China’s most celebrated tennis star Li Na opens up about winning Grand Slams, influencing young athletes and her continuous learning journey
Tennis chose Li Na. The 42-year-old from Wuhan is China’s most successful ever player of the sport, scaling its highest peaks with a brace of Grand Slam wins, first in France in 2011 and then Australia in 2014, that made her Asia’s first Grand Slam winner; and with a world ranking that went as high as 2—at that time, only the great Serena Williams stood ahead of her. But Li Na didn’t choose tennis.
“I was forced into it,” she tells Tatler. “When I was young, I didn’t have a clear idea of what kind of person I wanted to become in the future. The choice of tennis was because my father thought I was a bit chubby and wanted me to engage in a sport. For people of our generation, it was rare to have clear goals we wanted to achieve when we were young. Most of us were following our parents’ wishes.”

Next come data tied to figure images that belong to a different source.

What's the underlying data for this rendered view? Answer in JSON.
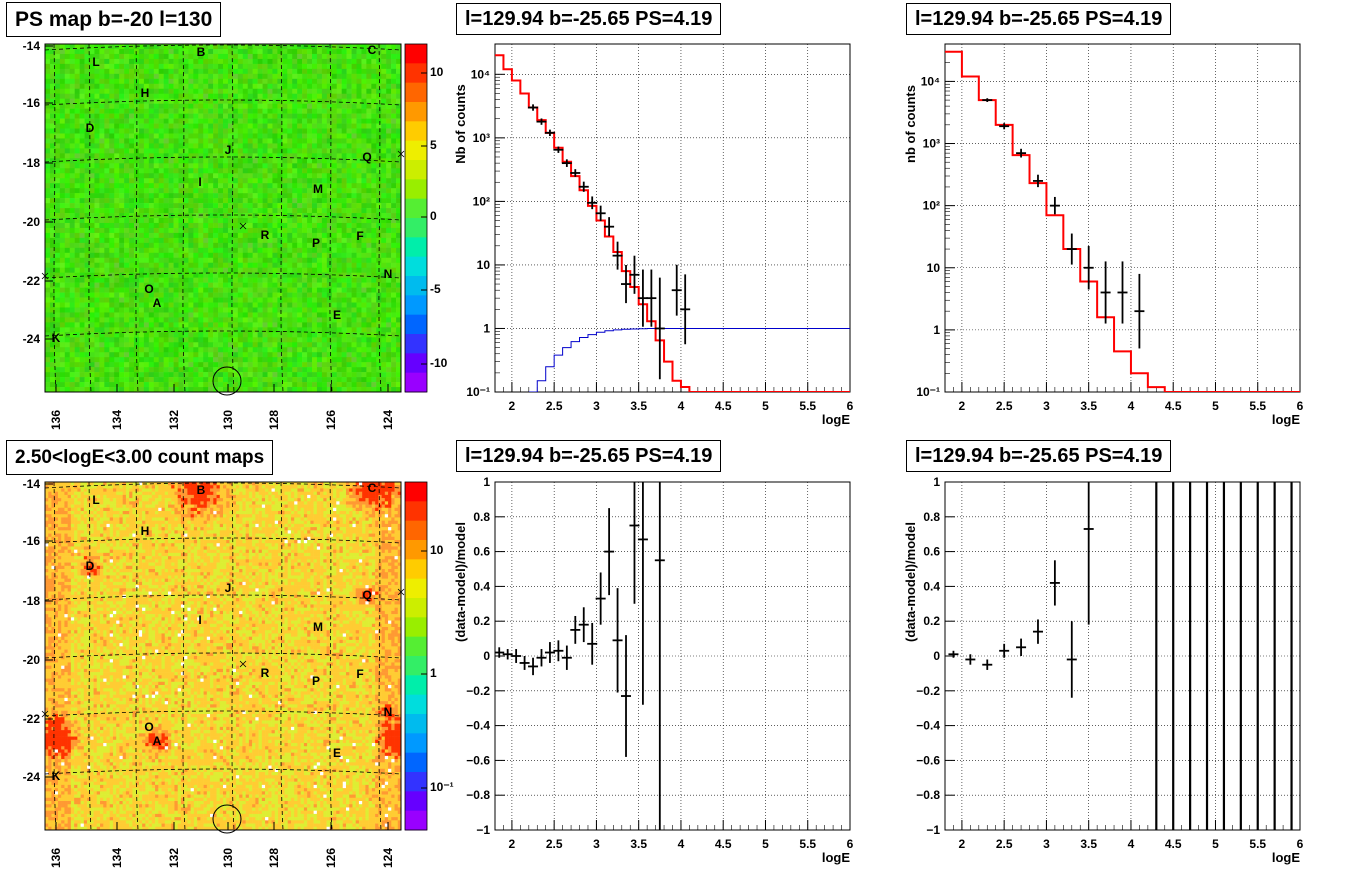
{
  "panels": {
    "map_top_title": "PS map b=-20 l=130",
    "map_bottom_title": "2.50<logE<3.00 count maps",
    "spec_title": "l=129.94 b=-25.65 PS=4.19"
  },
  "maps": {
    "lon_ticks": [
      "136",
      "134",
      "132",
      "130",
      "128",
      "126",
      "124"
    ],
    "lat_ticks": [
      "-14",
      "-16",
      "-18",
      "-20",
      "-22",
      "-24"
    ],
    "source_labels": [
      "L",
      "B",
      "C",
      "H",
      "D",
      "J",
      "Q",
      "I",
      "M",
      "R",
      "P",
      "F",
      "N",
      "O",
      "A",
      "E",
      "K"
    ],
    "top_colorbar_ticks": [
      "10",
      "5",
      "0",
      "-5",
      "-10"
    ],
    "bottom_colorbar_ticks": [
      "10",
      "1",
      "10⁻¹"
    ]
  },
  "colors": {
    "model": "#ff0000",
    "exposure": "#0000cc",
    "data": "#000000"
  },
  "chart_data": [
    {
      "type": "line",
      "panel": "top-middle",
      "title": "l=129.94 b=-25.65 PS=4.19",
      "xlabel": "logE",
      "ylabel": "Nb of counts",
      "xlim": [
        1.8,
        6
      ],
      "ylim": [
        0.1,
        30000
      ],
      "yscale": "log",
      "grid": true,
      "x_ticks": [
        "2",
        "2.5",
        "3",
        "3.5",
        "4",
        "4.5",
        "5",
        "5.5",
        "6"
      ],
      "y_ticks": [
        "10⁻¹",
        "1",
        "10",
        "10²",
        "10³",
        "10⁴"
      ],
      "series": [
        {
          "role": "model",
          "x": [
            1.8,
            1.9,
            2.0,
            2.1,
            2.2,
            2.3,
            2.4,
            2.5,
            2.6,
            2.7,
            2.8,
            2.9,
            3.0,
            3.1,
            3.2,
            3.3,
            3.4,
            3.5,
            3.6,
            3.7,
            3.8,
            3.9,
            4.0,
            4.1,
            4.2,
            4.3,
            4.4,
            4.5,
            4.6,
            4.7,
            4.8,
            4.9,
            5.0,
            5.1,
            5.2,
            5.3,
            5.4,
            5.5,
            5.6,
            5.7,
            5.8,
            5.9
          ],
          "values": [
            20000,
            12000,
            8000,
            5000,
            3000,
            1900,
            1200,
            700,
            420,
            250,
            150,
            85,
            50,
            28,
            16,
            8,
            4.5,
            2.4,
            1.3,
            0.65,
            0.3,
            0.15,
            0.12,
            0.1,
            0.1,
            0.1,
            0.1,
            0.1,
            0.1,
            0.1,
            0.1,
            0.1,
            0.1,
            0.1,
            0.1,
            0.1,
            0.1,
            0.1,
            0.1,
            0.1,
            0.1,
            0.1
          ]
        },
        {
          "role": "exposure",
          "x": [
            2.2,
            2.3,
            2.4,
            2.5,
            2.6,
            2.7,
            2.8,
            2.9,
            3.0,
            3.1,
            3.2,
            3.3,
            3.4,
            3.5,
            3.6,
            3.7,
            3.8,
            3.9,
            4.0,
            4.1,
            4.2,
            4.3,
            4.4,
            4.5,
            4.6,
            4.7,
            4.8,
            4.9,
            5.0,
            5.1,
            5.2,
            5.3,
            5.4,
            5.5,
            5.6,
            5.7,
            5.8,
            5.9
          ],
          "values": [
            0.1,
            0.15,
            0.25,
            0.38,
            0.5,
            0.62,
            0.72,
            0.8,
            0.87,
            0.92,
            0.95,
            0.97,
            0.98,
            0.99,
            1,
            1,
            1,
            1,
            1,
            1,
            1,
            1,
            1,
            1,
            1,
            1,
            1,
            1,
            1,
            1,
            1,
            1,
            1,
            1,
            1,
            1,
            1,
            1
          ]
        },
        {
          "role": "data",
          "x": [
            2.25,
            2.35,
            2.45,
            2.55,
            2.65,
            2.75,
            2.85,
            2.95,
            3.05,
            3.15,
            3.25,
            3.35,
            3.45,
            3.55,
            3.65,
            3.75,
            3.95,
            4.05
          ],
          "values": [
            3000,
            1800,
            1200,
            650,
            400,
            280,
            170,
            95,
            65,
            40,
            14,
            5,
            7,
            3,
            3,
            1,
            4,
            2
          ],
          "err": [
            0.05,
            0.05,
            0.05,
            0.05,
            0.06,
            0.06,
            0.08,
            0.1,
            0.12,
            0.15,
            0.22,
            0.3,
            0.3,
            0.45,
            0.45,
            0.8,
            0.4,
            0.55
          ]
        }
      ]
    },
    {
      "type": "line",
      "panel": "top-right",
      "title": "l=129.94 b=-25.65 PS=4.19",
      "xlabel": "logE",
      "ylabel": "nb of counts",
      "xlim": [
        1.8,
        6
      ],
      "ylim": [
        0.1,
        40000
      ],
      "yscale": "log",
      "grid": true,
      "x_ticks": [
        "2",
        "2.5",
        "3",
        "3.5",
        "4",
        "4.5",
        "5",
        "5.5",
        "6"
      ],
      "y_ticks": [
        "10⁻¹",
        "1",
        "10",
        "10²",
        "10³",
        "10⁴"
      ],
      "series": [
        {
          "role": "model",
          "x": [
            1.8,
            2.0,
            2.2,
            2.4,
            2.6,
            2.8,
            3.0,
            3.2,
            3.4,
            3.6,
            3.8,
            4.0,
            4.2,
            4.4,
            4.6,
            4.8,
            5.0,
            5.2,
            5.4,
            5.6,
            5.8
          ],
          "values": [
            30000,
            12000,
            5000,
            2000,
            650,
            230,
            70,
            20,
            6,
            1.6,
            0.45,
            0.2,
            0.12,
            0.1,
            0.1,
            0.1,
            0.1,
            0.1,
            0.1,
            0.1,
            0.1
          ]
        },
        {
          "role": "data",
          "x": [
            2.3,
            2.5,
            2.7,
            2.9,
            3.1,
            3.3,
            3.5,
            3.7,
            3.9,
            4.1
          ],
          "values": [
            5000,
            1900,
            700,
            250,
            100,
            20,
            10,
            4,
            4,
            2
          ],
          "err": [
            0.03,
            0.05,
            0.07,
            0.1,
            0.14,
            0.25,
            0.35,
            0.5,
            0.5,
            0.6
          ]
        }
      ]
    },
    {
      "type": "scatter",
      "panel": "bottom-middle",
      "title": "l=129.94 b=-25.65 PS=4.19",
      "xlabel": "logE",
      "ylabel": "(data-model)/model",
      "xlim": [
        1.8,
        6
      ],
      "ylim": [
        -1,
        1
      ],
      "grid": true,
      "x_ticks": [
        "2",
        "2.5",
        "3",
        "3.5",
        "4",
        "4.5",
        "5",
        "5.5",
        "6"
      ],
      "y_ticks": [
        "−1",
        "−0.8",
        "−0.6",
        "−0.4",
        "−0.2",
        "0",
        "0.2",
        "0.4",
        "0.6",
        "0.8",
        "1"
      ],
      "series": [
        {
          "role": "data",
          "x": [
            1.85,
            1.95,
            2.05,
            2.15,
            2.25,
            2.35,
            2.45,
            2.55,
            2.65,
            2.75,
            2.85,
            2.95,
            3.05,
            3.15,
            3.25,
            3.35,
            3.45,
            3.55,
            3.75
          ],
          "values": [
            0.02,
            0.01,
            0.0,
            -0.04,
            -0.06,
            -0.01,
            0.02,
            0.03,
            -0.01,
            0.15,
            0.18,
            0.07,
            0.33,
            0.6,
            0.09,
            -0.23,
            0.75,
            0.67,
            0.55
          ],
          "err": [
            0.03,
            0.03,
            0.04,
            0.04,
            0.05,
            0.05,
            0.06,
            0.06,
            0.07,
            0.08,
            0.1,
            0.12,
            0.15,
            0.25,
            0.3,
            0.35,
            0.45,
            0.95,
            1.6
          ]
        }
      ]
    },
    {
      "type": "scatter",
      "panel": "bottom-right",
      "title": "l=129.94 b=-25.65 PS=4.19",
      "xlabel": "logE",
      "ylabel": "(data-model)/model",
      "xlim": [
        1.8,
        6
      ],
      "ylim": [
        -1,
        1
      ],
      "grid": true,
      "x_ticks": [
        "2",
        "2.5",
        "3",
        "3.5",
        "4",
        "4.5",
        "5",
        "5.5",
        "6"
      ],
      "y_ticks": [
        "−1",
        "−0.8",
        "−0.6",
        "−0.4",
        "−0.2",
        "0",
        "0.2",
        "0.4",
        "0.6",
        "0.8",
        "1"
      ],
      "series": [
        {
          "role": "data",
          "x": [
            1.9,
            2.1,
            2.3,
            2.5,
            2.7,
            2.9,
            3.1,
            3.3,
            3.5
          ],
          "values": [
            0.01,
            -0.02,
            -0.05,
            0.03,
            0.05,
            0.14,
            0.42,
            -0.02,
            0.73
          ],
          "err": [
            0.02,
            0.03,
            0.03,
            0.04,
            0.05,
            0.07,
            0.13,
            0.22,
            0.55
          ]
        },
        {
          "role": "full-range-bars",
          "x": [
            4.3,
            4.5,
            4.7,
            4.9,
            5.1,
            5.3,
            5.5,
            5.7,
            5.9
          ]
        }
      ]
    }
  ]
}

Nonetheless, her career led her to a position of unprecedented impact and influence among Chinese athletes. She joined the Rolex family of Testimonees in 2011, the same year she won at Roland-Garros. In 2013, she was named one of the world’s 100 most influential people by Time magazine. She has been largely responsible for catapulting tennis from being a fairly obscure sport in China to one where the nation now has six women in the top 100 of the WTA rankings.
She directly inspired and has personally given advice to her fellow Rolex Testimonee Zheng Qinwen, the second Chinese player to break into the top 10, who won gold at the recent Paris Olympics, after reaching her first Grand Slam final in Australia earlier in the year. She even has her own co-branded clothing line, launched in 2017.
Li retains a bracingly unsentimental approach to her own success, though.
“I admit it’s unprecedented, but there will definitely be successors,” she says. “Because tennis hasn’t been developing in China for long, it’s still considered a new thing for everyone. We still have great hope and a long way to go. “I think we shouldn’t overthink anything; the simpler, the better. When I’m doing something, I never think about what kind of impact it will have on others. The key is to do your job well, rather than caring about your influence on others or others’ evaluations.
“Everyone has a different definition of success. Some people think career success is success, but others feel that family harmony is also a kind of success. I think so-called success is actually just recognition from others. And I’m a person who can let go of the past immediately. Currently, for me, the most important thing is to take good care of my family.”